Thursday, October 31, 2013

News: Groundwork for giant new machines at Nuclear AMRC


Work has begun to prepare the Nuclear AMRC workshop in Rotherham for its newest and largest machining centres. The two machines will be the biggest of their kind available for collaborative research anywhere in the world.

Based on the Advanced Manufacturing Park (AMP) in Rotherham, the Nuclear AMRC is a joint initiative between the University of Sheffield, The University of Manchester, and a consortium of industry partners. Part of the government's High Value Manufacturing Catapult, the centre helps to develop capability and competitiveness in the nuclear supply chain through process manufacturing innovation and R&D, driving up quality and reducing cost.
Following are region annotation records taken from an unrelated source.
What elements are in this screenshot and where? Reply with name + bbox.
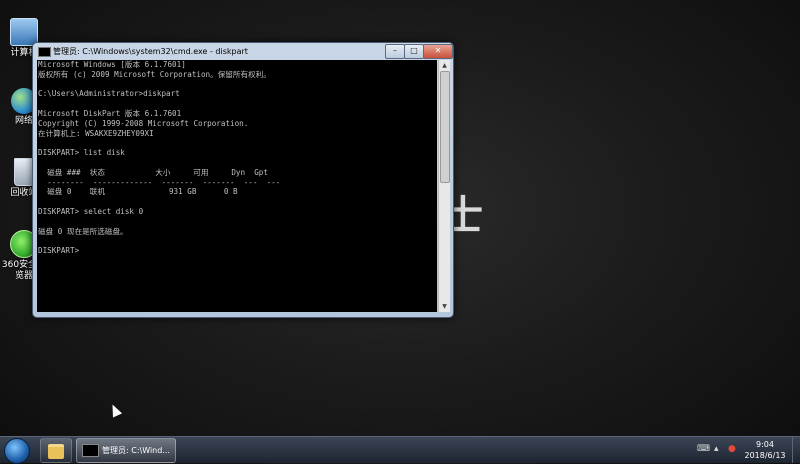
- tray-network-icon[interactable]: ●: [728, 444, 736, 454]
- tray-keyboard-icon[interactable]: ⌨: [697, 444, 710, 454]
- console-line: 版权所有 (c) 2009 Microsoft Corporation。保留所有…: [38, 69, 271, 79]
- console-scrollbar[interactable]: ▲ ▼: [438, 60, 450, 312]
- console-line: 磁盘 ### 状态 大小 可用 Dyn Gpt: [38, 167, 268, 177]
- console-line: 磁盘 0 现在是所选磁盘。: [38, 226, 128, 236]
- console-line: DISKPART> list disk: [38, 148, 125, 158]
- cmd-icon: [38, 47, 51, 57]
- maximize-button[interactable]: □: [404, 44, 424, 59]
- start-button[interactable]: [4, 438, 30, 464]
- taskbar-clock[interactable]: 9:04 2018/6/13: [740, 439, 790, 461]
- console-line: 在计算机上: WSAKXE9ZHEY09XI: [38, 128, 154, 138]
- console-line: DISKPART> select disk 0: [38, 206, 144, 216]
- window-title: 管理员: C:\Windows\system32\cmd.exe - diskp…: [53, 47, 248, 56]
- clock-date: 2018/6/13: [744, 451, 786, 460]
- console-line: -------- ------------- ------- ------- -…: [38, 177, 281, 187]
- console-line: Microsoft Windows [版本 6.1.7601]: [38, 60, 186, 69]
- taskbar-cmd-button[interactable]: 管理员: C:\Wind...: [76, 438, 176, 463]
- taskbar: 管理员: C:\Wind... ⌨ ▴ ● 9:04 2018/6/13: [0, 436, 800, 464]
- close-button[interactable]: ✕: [423, 44, 453, 59]
- window-titlebar[interactable]: 管理员: C:\Windows\system32\cmd.exe - diskp…: [33, 43, 453, 59]
- console-line: 磁盘 0 联机 931 GB 0 B: [38, 187, 238, 197]
- clock-time: 9:04: [756, 440, 774, 449]
- scroll-thumb[interactable]: [440, 71, 450, 183]
- console-line: Microsoft DiskPart 版本 6.1.7601: [38, 108, 182, 118]
- console-line: DISKPART>: [38, 246, 80, 256]
- taskbar-explorer-button[interactable]: [40, 438, 72, 463]
- console-line: Copyright (C) 1999-2008 Microsoft Corpor…: [38, 118, 249, 128]
- tray-show-hidden-icon[interactable]: ▴: [714, 444, 719, 454]
- scroll-up-icon[interactable]: ▲: [440, 61, 449, 70]
- recycle-bin-icon: [14, 158, 34, 186]
- cmd-icon: [82, 444, 99, 457]
- show-desktop-button[interactable]: [792, 437, 800, 463]
- console-output[interactable]: Microsoft Windows [版本 6.1.7601] 版权所有 (c) …: [37, 60, 437, 312]
- console-line: C:\Users\Administrator>diskpart: [38, 89, 180, 99]
- scroll-down-icon[interactable]: ▼: [440, 302, 449, 311]
- minimize-button[interactable]: –: [385, 44, 405, 59]
- cmd-window[interactable]: 管理员: C:\Windows\system32\cmd.exe - diskp…: [32, 42, 454, 318]
- taskbar-cmd-label: 管理员: C:\Wind...: [102, 446, 170, 455]
- folder-icon: [48, 444, 64, 459]
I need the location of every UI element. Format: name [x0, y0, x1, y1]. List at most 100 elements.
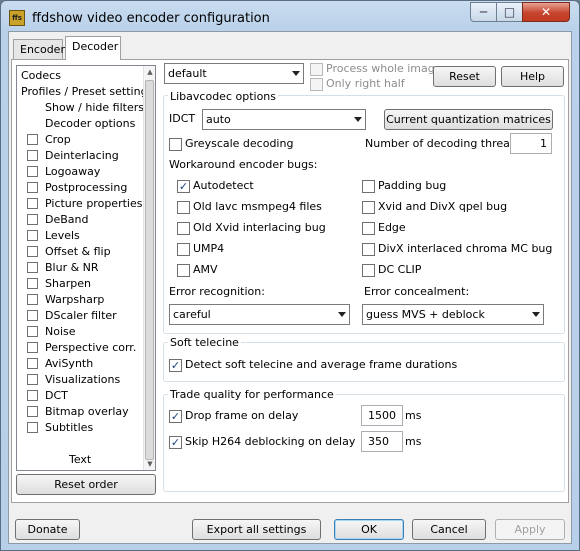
dialog-client-area: Encoder Decoder Codecs Profiles / Preset…	[8, 31, 572, 544]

The building acts as a research factory for innovative and optimised processes in machining, welding and other key areas of large-scale manufacturing technology.

The new machines – a purpose-built vertical turning lathe from Dörries Scharmann, and a Soraluce FX12000 floor-type milling and boring centre – will be used to produce large representative-sized parts for the nuclear industry and other high-value sectors.

The vertical turning lathe (VTL) will be capable of working on parts of up to five metres diameter and over three metres height. It will offer full milling and deep drilling capabilities, and is designed for the largest high-value components for the nuclear industry, including full-scale reactor internal parts. It is also ideal for machining offshore wind turbine shafts and the largest jet engine fan casings. The VTL is funded by the High Value Manufacturing Catapult, and is currently under construction at the Dörries factory in Germany.

The Soraluce will be capable of working on parts up to 12 metres in length and five metres diameter, and can complete five-sided machining of complex parts in a single set up.

It will be used to develop and demonstrate advanced manufacturing processes for large pressure vessels, high-value reactor internals and offshore wind turbine hubs.

Stuart Dawson, head of machining at the Nuclear AMRC, said: "The Soraluce and Dörries VTL are an absolutely unique capability for any research centre. No other research centre anywhere in the world has the physical size or research capability of these machines, as far as we're aware."

With careful planning and specialist contractors mean the workshop will be closed for just three weeks in November.

"It is a unique heavy engineering challenge," Dawson notes. "But we will be the only research centre in the world with these capabilities and, from summer 2014, these very large machines will be available to manufacturers for collaborative projects."

The Nuclear AMRC has also commissioned a Mazak Orbitec 20 machining centre that offers unique capabilities for making complex high-precision components for the energy and oil and gas industries.

The Nuclear AMRC is led by its industrial members. There are currently over 40 member companies, including reactor providers, manufacturers from along the supply chain, and providers of specialist equipment and services. Membership gives access to the workshop and generic projects and provides the opportunity to determine the research and support programmes. Members advise on the general direction of the research and the support provided.